Raw human written text \(\Rightarrow\) Structured information
The biggest difference between text mining and general data analysis is that it deals with text data, instead of numeric values.
Sometimes text mining is called 'Natural Language Processing (NLP)', especially in computer science.
Most text mining methods are based on word frequency in real world.
What do you usually see in text mining?
Concepts in text mining
Corpus
a collection of documents (e.g., a collection of different job description documents)
Word segment
segment each text into words
stopwords: common words that generally do not contribute to the meaning of a sentence, at least for the purposes of information retrieval and natural language processing. These are words such as the and a. Most search engines will filter out stopwords from search queries and documents in order to save space in their index.
DocumentTermMatrix
Each row is a document, while each column shows word frequencies of the corresponding word.

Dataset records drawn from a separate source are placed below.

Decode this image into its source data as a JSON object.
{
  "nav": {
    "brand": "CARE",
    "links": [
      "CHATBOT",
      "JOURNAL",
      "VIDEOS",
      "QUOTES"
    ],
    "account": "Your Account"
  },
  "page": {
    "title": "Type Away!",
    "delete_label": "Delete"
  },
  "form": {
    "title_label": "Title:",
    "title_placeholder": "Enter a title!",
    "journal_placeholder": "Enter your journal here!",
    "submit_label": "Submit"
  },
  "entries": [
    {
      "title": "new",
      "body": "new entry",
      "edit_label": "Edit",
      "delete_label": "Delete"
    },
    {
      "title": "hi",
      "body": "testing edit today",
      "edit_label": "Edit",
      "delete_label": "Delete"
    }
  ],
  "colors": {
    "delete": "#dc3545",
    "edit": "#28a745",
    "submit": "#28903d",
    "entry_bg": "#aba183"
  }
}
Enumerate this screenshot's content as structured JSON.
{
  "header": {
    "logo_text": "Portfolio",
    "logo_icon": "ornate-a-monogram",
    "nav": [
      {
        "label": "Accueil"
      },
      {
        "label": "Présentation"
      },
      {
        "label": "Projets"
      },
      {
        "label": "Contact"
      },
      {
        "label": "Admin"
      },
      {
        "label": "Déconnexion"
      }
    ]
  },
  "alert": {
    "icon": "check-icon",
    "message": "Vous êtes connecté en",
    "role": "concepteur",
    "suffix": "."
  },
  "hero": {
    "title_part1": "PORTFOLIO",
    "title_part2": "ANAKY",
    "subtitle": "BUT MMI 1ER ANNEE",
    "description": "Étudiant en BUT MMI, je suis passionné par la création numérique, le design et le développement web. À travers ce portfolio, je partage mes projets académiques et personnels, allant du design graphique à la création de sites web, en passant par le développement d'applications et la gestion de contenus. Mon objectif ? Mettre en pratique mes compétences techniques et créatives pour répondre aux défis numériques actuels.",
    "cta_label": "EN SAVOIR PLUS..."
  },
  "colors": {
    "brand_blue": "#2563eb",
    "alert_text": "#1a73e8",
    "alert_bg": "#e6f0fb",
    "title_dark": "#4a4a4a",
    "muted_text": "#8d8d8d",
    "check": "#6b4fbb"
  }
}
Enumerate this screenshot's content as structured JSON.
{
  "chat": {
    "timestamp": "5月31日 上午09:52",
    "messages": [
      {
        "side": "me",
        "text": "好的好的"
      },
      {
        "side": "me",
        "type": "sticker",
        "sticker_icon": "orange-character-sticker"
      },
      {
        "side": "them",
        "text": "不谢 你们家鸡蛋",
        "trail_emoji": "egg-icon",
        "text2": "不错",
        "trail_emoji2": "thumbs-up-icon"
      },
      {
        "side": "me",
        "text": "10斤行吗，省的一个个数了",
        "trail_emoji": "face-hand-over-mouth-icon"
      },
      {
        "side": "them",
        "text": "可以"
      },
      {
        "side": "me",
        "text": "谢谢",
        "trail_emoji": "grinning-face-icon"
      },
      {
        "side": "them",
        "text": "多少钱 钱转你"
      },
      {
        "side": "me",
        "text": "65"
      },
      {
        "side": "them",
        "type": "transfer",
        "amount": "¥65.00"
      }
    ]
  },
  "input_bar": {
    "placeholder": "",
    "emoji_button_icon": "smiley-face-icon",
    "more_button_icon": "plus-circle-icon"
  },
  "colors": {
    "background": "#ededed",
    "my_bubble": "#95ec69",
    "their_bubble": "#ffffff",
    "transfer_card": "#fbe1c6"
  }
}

This is the very basic data structure for text mining.
TermDocumentMatrix
Text clustering
Group similar documents together according to their similarities.
Topic models
Find topics which the corpus is talking about.
SVD in text mining
Latent Semantic Analysis (LSA)
Extract relationships between the documents and terms assuming that terms that are close in meaning will appear in similar (i.e., correlated) pieces of text.
LSA leverages a singular value decomposition (SVD) factorization of a term-document matrix to extract these relationships. \[A = U\Sigma V^T.\]
\(U\) contains the eigenvectors of the term correlations, \(AA^T\).
\(V\) contains the eigenvectors of the document correlations, \(A^TA\).
LSA to the Rescue!
LSA often remediates the curse of dimensionality problem in text analytics:
The matrix factorization has the effect of combining columns, potentially enriching signal in the data.
By selecting a fraction of the most important singular values, LSA can dramatically reduce dimensionality.
SVD is effective and is a staple of text analytics pipelines!